Appeal from a judgment of the Niagara County Court (Peter L. Broderick, Sr., J.), rendered October 16, 2003. The judgment convicted defendant, upon his plea of guilty, of murder in the second degree.
It is hereby ordered that the judgment so appealed from be and the same hereby is unanimously affirmed.
Memorandum: Defendant appeals from a judgment convicting *1404him upon his plea of guilty of murder in the second degree (Penal Law § 125.25 [1]). Defendant contends that his waiver of the right to appeal was invalid because County Court failed to conduct a sufficient inquiry to ascertain whether the waiver was knowingly, voluntarily and intelligently entered. We reject that contention (see generally People v Brown, 303 AD2d 989 [2003] ). The record establishes that the court asked defendant, inter alia, whether he had a clear mind, whether he understood the proceedings, whether he had sufficient time to discuss the matter with his attorney, and whether he understood that he was giving up certain rights.

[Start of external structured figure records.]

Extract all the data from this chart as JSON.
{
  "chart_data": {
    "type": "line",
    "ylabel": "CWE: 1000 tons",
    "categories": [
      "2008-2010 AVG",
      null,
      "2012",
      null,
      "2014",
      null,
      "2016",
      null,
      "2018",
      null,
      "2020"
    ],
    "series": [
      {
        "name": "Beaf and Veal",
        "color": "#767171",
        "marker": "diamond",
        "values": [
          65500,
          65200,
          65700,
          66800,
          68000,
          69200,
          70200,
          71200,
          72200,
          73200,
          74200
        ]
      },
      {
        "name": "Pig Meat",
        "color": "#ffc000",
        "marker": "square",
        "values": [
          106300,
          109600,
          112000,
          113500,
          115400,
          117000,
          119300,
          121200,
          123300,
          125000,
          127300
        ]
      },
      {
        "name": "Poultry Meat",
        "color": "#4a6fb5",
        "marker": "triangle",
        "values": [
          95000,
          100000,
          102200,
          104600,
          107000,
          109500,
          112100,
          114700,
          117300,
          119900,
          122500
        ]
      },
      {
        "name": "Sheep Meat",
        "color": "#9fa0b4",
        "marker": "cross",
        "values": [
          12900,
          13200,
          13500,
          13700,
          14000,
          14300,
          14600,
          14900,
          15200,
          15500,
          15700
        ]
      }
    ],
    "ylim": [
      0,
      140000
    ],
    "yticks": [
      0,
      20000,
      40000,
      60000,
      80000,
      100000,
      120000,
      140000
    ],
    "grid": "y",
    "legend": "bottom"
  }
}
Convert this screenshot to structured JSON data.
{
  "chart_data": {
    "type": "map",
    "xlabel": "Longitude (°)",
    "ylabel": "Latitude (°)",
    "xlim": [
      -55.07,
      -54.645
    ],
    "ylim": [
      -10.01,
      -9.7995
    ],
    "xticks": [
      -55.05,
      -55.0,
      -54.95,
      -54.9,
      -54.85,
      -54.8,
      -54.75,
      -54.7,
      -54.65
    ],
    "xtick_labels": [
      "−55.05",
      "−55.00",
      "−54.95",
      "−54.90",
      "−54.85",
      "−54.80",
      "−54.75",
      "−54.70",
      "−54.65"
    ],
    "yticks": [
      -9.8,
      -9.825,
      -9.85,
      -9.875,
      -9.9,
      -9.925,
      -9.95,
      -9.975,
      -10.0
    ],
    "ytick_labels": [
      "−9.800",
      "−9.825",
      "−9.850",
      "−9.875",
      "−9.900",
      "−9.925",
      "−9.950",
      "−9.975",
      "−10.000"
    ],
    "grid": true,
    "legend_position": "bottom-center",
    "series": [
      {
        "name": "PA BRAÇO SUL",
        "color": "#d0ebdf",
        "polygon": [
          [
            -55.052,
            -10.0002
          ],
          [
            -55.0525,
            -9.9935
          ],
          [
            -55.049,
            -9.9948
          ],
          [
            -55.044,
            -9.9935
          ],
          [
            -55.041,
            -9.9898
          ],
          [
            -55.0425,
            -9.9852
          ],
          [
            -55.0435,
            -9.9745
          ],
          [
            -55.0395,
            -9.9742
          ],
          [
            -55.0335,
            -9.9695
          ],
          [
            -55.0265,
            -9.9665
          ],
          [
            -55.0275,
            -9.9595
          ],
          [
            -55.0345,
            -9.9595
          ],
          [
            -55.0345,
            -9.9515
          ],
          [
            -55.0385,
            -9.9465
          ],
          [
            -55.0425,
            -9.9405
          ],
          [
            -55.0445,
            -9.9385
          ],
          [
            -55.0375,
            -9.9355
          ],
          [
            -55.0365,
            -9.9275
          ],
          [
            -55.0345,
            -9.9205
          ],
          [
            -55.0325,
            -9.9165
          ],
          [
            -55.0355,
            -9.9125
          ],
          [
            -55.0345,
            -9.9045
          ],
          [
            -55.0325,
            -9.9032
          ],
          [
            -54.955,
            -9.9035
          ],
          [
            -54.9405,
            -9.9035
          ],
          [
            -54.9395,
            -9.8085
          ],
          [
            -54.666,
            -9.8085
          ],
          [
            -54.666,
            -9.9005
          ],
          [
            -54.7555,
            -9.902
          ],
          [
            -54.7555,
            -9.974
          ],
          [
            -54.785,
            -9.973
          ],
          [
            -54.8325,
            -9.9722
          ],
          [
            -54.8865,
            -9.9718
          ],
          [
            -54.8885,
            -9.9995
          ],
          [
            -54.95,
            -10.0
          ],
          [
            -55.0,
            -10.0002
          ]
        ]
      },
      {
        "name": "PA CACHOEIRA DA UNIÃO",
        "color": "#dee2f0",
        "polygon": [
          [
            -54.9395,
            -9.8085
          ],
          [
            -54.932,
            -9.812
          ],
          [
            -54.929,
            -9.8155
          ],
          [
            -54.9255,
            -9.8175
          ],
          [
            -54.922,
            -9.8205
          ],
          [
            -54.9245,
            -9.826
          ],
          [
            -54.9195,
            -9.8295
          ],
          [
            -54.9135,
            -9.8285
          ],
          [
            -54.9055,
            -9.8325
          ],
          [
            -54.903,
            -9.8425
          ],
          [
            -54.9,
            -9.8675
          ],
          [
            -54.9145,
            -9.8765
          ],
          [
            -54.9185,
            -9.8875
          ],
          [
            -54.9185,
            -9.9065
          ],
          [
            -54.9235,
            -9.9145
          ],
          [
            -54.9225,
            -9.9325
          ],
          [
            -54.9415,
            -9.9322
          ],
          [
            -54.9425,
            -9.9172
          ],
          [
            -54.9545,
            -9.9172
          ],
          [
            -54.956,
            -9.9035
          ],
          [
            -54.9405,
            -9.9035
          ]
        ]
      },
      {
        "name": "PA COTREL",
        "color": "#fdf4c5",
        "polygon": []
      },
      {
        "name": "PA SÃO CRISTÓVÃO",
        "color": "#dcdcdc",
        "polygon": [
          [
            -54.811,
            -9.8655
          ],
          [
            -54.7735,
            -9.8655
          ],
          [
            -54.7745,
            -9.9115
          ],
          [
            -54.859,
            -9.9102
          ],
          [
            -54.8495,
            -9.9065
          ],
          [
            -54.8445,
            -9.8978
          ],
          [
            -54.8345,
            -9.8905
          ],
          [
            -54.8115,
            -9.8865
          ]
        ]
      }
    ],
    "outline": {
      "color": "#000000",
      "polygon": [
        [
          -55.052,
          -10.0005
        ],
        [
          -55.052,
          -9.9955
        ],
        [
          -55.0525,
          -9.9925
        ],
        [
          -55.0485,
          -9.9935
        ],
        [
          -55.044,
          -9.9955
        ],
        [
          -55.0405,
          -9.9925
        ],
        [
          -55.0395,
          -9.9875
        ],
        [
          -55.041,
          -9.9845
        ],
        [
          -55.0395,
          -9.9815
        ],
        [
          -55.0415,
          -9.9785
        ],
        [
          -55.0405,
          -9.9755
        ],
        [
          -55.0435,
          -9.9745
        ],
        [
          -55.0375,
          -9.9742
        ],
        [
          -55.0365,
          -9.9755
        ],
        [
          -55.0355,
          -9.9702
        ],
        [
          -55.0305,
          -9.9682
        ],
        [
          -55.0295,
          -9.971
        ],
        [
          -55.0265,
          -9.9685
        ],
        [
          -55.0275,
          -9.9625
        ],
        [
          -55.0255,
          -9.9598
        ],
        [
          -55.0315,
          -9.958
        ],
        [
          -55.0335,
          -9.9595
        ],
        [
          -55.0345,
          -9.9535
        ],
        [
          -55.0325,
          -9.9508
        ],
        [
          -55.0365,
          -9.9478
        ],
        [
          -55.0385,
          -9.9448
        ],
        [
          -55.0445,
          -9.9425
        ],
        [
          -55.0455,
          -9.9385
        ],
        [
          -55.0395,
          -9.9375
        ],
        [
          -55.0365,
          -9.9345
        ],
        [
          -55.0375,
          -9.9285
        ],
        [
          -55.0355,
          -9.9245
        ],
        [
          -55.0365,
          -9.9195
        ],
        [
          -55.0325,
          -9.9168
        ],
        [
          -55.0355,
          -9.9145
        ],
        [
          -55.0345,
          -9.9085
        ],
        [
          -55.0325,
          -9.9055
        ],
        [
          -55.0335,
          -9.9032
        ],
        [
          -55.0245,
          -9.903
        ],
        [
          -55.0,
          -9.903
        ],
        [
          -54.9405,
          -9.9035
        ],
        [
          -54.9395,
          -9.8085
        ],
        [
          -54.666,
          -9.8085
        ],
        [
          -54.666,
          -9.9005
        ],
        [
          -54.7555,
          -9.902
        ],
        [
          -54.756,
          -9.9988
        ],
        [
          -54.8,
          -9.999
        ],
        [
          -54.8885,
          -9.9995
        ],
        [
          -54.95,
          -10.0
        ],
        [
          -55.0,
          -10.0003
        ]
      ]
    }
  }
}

With respect to the waiver of the right to appeal, defendant indicated that he understood that he was giving up his right to challenge any rulings made by the court, including the court’s ruling following the Huntley hearing. “Defendant’s responses to [the c]ourt’s questions unequivocally established that defendant understood the proceedings and was voluntarily waiving the right to appeal” (People v Gilbert, 17 AD3d 1164, 1164 [2005]; see People v Jeter, 15 AD3d 885 [2005], lv denied 4 NY3d 887 [2005]). The waiver by defendant of the right to appeal encompasses his contentions with respect to the'court’s suppression ruling and the severity of the sentence (see People v Kemp, 94 NY2d 831 [1999]; People v Hidalgo, 91 NY2d 733, 737 [1998]; Gilbert, 17 AD3d at 1164; People v Haupt, 16 AD3d 1079 [2005]; People v Pittman, 13 AD3d 1145, 1146 [2004] , lv denied 4 NY3d 801 [2005]). Present—Hurlbutt, J.P., Scudder, Kehoe, Martoche and Hayes, JJ.